Dissertations, Theses, and Capstone Projects

Date of Degree

9-2021

Document Type

Dissertation

Degree Name

Ph.D.

Program

English

Advisor

Alan Vardy

Committee Members

Joan Richardson

Alexander Schlutz

Subject Categories

Literature in English, British Isles | Literature in English, North America

Keywords

ecocriticism, affect studies, environmental humanities, affective ecocriticism

Abstract

Unthinkable Conditions bridges two literary periods and two theoretical modes in order to illustrate important parallels between historical periods and the writers who attempted to approach the changing environmental conditions of their respective eras. Each chapter names and theorizes a unique form of feeling which then serves as a framework for eco-affective analysis, drawing from existing studies in the environmental humanities and in studies of affect in order to construct a hybrid theoretical model which more fully accounts for the work of the writer treated in each chapter. The central claim of this dissertation is that vital affective innovations accompany changing environmental and atmospheric conditions, that such innovations are developed and recorded in the work of poets and speculative writers, and that placing these disparate historical and literary modes alongside each other in a single study offers a means of deepening our understanding and reinvigorating our analysis of each.

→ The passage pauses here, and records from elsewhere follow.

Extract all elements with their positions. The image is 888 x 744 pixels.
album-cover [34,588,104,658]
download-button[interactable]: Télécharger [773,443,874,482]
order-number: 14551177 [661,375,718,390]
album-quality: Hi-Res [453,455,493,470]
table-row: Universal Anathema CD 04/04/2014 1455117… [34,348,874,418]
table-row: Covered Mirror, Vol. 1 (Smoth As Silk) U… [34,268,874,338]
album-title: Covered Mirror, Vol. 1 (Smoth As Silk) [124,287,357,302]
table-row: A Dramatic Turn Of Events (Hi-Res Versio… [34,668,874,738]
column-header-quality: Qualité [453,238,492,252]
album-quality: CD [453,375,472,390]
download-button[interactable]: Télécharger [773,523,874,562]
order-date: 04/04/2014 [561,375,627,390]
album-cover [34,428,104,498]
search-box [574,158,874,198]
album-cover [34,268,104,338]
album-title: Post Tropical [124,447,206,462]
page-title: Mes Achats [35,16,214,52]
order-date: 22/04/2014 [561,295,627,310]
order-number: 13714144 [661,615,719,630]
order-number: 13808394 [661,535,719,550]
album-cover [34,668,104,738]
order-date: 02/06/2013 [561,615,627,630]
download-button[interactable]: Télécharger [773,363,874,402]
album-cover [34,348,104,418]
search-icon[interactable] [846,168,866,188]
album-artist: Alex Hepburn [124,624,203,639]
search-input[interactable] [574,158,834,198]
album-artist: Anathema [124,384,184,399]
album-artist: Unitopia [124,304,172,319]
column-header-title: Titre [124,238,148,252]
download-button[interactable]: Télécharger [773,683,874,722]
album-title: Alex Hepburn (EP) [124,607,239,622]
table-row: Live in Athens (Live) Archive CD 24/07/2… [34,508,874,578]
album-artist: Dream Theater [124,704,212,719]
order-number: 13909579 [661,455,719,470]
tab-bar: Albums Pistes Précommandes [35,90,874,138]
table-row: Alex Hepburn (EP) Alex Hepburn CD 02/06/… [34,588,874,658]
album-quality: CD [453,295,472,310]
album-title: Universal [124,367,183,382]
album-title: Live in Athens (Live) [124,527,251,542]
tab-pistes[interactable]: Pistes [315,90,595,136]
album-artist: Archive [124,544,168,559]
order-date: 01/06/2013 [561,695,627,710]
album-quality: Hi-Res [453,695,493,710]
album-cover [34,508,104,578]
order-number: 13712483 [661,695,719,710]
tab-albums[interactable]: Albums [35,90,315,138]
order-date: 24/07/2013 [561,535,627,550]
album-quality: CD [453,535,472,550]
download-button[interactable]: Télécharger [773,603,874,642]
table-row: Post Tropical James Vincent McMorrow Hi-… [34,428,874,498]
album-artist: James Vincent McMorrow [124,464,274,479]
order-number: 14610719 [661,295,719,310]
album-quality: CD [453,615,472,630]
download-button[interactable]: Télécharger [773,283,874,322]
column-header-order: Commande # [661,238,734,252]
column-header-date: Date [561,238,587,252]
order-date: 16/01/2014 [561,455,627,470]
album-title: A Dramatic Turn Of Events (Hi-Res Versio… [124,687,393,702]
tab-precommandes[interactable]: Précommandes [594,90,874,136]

The conditions in which both William and Dorothy Wordsworth, John Clare, Ursula K. Le Guin, Octavia E. Butler, and M. NourbeSe Philip each attempt to write are dominated by a growing awareness of the disastrous impact of human intervention on their world. Each writer’s work responds directly to the shocks, upheavals, and transformations that resulted from such interventions, and each one attempts to account for the adjustments, responses, and even (sometimes) recoveries they make available. In their deep and unflinching engagements with the unforeseen structures of feeling which arise amid irreparable loss of place and, possibly, of planet, the literature treated in this project attempts to account for the complex interconnectivity of mind and world, and to examine how these multi-faceted and hybrid forms of feeling might reassemble, over time, into affective orientations which might withstand subsequent shocks and upheavals.